Staff had been left inundated with referrals, which increased from just under 250 referrals in 2011/12, to more than 5,000 referrals in 2021/22. This compares to. Dr Cass said this uptick in demand, overwhelming staff, was leaving young people at ‘considerable risk’ of distress and deteriorating mental health.

“There has been a dramatic change in the case-mix of referrals from predominantly birth-registered males to predominantly birth-registered females presenting with gender incongruence in early teen years,” said the review. “Additionally, a significant number of children are also presenting with neurodiversity and other mental health needs and risky behaviours which requires careful consideration and needs to be better understood.

“This has led to a lack of clinical consensus and polarised opinion on what the best model of care for children and young people experiencing gender incongruence and dysphoria should be; and a lack of evidence to support families in making informed decisions about interventions that may have life-long consequences.”

There has been a big rise in the number of referrals to gender identity services (David Haber/scunthorpelive)

The NHS says it is now taking action because of ‘the urgent requirement to stabilise current service provision for patients’. Specialist children’s hospitals across the country will take over clinical responsibility for and management of all GIDS patients – including those on the waiting list – as part of a managed transition.

Keira Bell, 25, who brought a high court case against the Tavistock clinic challenging its use of puberty blockers, said she was pleased with the decision to shut it.

She was prescribed puberty blockers at the age of 16 but later changed her mind over her decision to transition to male. She argued the clinic should have challenged her more over her decision to transition.

“I’m over the moon,” she told BBC Radio 4’s World at One. “Many children will be saved from going down the path that I went down.

“I went through a lot of distress as a teenager. Really I just needed some mental health support and therapy from everything that I’ve been through. There needs to be mental health support first and foremost.”

Two of the hospitals to lead the transition will be Alder Hey Children’s NHS Foundation Trust and the Royal Manchester Children’s Hospital, where both trusts also provide specialist CYP mental health services.

The London-based version of the service will be led by Great Ormond Street Hospital and Evelina London Children’s Hospital, with South London and Maudsley NHS Foundation Trust providing specialist mental health support.

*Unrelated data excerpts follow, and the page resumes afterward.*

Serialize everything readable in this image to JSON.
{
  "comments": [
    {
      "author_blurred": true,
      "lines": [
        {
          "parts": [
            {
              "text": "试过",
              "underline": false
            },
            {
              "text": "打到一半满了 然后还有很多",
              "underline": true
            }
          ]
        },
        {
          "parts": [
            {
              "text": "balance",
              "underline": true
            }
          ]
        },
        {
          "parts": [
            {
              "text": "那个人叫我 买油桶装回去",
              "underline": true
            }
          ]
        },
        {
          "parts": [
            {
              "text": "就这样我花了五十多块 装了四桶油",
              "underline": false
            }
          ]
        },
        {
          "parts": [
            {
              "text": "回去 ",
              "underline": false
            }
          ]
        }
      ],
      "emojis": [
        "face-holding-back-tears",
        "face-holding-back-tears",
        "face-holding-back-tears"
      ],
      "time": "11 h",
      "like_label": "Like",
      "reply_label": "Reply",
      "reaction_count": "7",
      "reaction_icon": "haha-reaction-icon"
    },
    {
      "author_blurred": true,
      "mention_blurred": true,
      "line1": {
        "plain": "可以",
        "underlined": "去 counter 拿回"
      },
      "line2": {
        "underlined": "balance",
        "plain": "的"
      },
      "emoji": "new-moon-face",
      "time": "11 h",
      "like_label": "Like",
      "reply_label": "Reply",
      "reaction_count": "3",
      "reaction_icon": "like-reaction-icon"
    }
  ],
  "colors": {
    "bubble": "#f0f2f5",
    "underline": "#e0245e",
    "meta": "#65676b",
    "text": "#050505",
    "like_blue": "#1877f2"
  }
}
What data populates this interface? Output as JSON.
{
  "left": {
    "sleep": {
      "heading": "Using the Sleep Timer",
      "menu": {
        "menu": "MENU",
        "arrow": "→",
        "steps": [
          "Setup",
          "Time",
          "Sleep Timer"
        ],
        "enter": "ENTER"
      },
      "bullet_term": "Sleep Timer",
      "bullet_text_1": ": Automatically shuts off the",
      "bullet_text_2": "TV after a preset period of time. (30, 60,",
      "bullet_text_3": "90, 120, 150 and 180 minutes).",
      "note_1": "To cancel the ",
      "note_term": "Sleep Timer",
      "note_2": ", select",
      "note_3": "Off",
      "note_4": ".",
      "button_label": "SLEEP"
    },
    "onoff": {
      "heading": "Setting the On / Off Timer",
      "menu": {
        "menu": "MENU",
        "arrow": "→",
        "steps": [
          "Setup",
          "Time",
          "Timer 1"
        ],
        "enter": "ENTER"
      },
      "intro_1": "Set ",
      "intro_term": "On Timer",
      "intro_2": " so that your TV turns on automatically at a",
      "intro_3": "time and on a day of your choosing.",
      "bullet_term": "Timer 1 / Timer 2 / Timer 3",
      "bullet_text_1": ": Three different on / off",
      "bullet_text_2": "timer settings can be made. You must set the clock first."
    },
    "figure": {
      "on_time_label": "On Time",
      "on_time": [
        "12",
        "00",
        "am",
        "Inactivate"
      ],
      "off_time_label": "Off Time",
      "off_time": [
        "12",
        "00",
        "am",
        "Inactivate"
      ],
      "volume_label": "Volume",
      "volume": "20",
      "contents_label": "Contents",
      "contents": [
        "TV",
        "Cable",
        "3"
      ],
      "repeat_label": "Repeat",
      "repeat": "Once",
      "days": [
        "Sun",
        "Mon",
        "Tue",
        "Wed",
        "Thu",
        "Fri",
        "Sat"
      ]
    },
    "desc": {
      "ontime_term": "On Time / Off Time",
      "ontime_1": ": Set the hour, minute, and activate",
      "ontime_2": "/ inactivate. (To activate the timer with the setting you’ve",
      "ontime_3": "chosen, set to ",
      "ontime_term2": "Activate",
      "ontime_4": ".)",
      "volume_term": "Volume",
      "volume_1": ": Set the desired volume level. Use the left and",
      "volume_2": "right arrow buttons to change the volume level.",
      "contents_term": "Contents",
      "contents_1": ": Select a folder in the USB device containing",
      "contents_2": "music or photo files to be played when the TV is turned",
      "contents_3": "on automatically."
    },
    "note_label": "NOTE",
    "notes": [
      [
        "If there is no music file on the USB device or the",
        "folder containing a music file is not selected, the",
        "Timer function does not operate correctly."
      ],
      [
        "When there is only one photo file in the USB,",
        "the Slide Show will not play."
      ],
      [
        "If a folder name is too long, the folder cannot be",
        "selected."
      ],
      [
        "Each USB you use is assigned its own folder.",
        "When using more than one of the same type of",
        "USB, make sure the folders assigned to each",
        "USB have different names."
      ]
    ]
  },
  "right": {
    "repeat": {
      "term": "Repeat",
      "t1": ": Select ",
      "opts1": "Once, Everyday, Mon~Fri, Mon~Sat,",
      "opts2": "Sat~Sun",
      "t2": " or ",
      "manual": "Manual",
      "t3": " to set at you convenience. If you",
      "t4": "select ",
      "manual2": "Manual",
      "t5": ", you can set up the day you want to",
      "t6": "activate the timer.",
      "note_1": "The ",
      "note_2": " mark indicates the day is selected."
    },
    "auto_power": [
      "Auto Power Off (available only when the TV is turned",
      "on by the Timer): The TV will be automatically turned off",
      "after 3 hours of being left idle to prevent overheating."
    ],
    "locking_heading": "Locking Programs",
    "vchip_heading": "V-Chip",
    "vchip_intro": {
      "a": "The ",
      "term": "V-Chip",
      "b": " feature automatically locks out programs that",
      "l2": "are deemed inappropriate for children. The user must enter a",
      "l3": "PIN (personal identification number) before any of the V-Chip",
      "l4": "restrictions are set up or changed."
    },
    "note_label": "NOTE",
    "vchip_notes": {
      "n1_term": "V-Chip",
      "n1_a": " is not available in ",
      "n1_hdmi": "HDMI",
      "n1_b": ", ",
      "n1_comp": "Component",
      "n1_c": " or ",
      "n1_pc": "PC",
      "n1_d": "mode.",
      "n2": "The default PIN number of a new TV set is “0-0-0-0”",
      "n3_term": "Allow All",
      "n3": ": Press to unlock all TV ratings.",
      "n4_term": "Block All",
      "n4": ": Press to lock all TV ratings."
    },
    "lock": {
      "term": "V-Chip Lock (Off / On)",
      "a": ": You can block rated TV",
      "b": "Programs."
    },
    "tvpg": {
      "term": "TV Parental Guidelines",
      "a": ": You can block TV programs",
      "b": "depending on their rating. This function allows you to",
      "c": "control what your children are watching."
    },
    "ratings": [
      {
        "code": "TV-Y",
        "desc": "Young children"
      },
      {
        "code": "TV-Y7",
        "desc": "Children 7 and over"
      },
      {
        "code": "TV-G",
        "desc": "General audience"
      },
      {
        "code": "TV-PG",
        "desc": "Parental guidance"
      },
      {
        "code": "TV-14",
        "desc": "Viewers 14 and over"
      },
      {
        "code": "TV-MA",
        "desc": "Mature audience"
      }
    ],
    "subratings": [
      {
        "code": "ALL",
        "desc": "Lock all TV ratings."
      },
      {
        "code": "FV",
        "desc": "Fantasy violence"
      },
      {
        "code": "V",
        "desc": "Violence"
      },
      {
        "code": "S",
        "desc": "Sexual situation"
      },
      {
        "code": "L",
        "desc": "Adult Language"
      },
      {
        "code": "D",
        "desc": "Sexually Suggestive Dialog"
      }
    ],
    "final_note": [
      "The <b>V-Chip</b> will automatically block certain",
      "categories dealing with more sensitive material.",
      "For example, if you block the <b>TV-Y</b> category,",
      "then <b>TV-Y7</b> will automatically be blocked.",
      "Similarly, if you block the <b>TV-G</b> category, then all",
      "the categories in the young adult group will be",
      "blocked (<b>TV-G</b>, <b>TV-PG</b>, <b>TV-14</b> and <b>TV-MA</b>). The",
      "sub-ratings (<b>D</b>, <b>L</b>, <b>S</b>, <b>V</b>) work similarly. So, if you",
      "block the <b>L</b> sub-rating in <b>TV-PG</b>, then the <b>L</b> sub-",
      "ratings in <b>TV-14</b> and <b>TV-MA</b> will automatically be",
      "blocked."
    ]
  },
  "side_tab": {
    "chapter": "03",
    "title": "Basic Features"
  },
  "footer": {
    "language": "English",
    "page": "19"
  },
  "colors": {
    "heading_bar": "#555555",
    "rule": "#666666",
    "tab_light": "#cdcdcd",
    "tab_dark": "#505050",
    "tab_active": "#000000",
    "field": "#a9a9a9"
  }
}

A GIDS spokesperson said: “The Trust supports the need to establish a more sustainable model for the care of this group of patients given the marked growth in referrals. The expertise that resides within the current GIDS service will be critical to the successful formation of these early adopter services and providing continuity in patient care.

"We will work closely with partners and commissioners to ensure a smooth transition to the new model of delivery. Over the last couple of years, our staff in GIDS have worked tirelessly and under intense scrutiny in a difficult climate. We are proud of them and thankful for their unrelenting patient focus and extraordinary efforts.”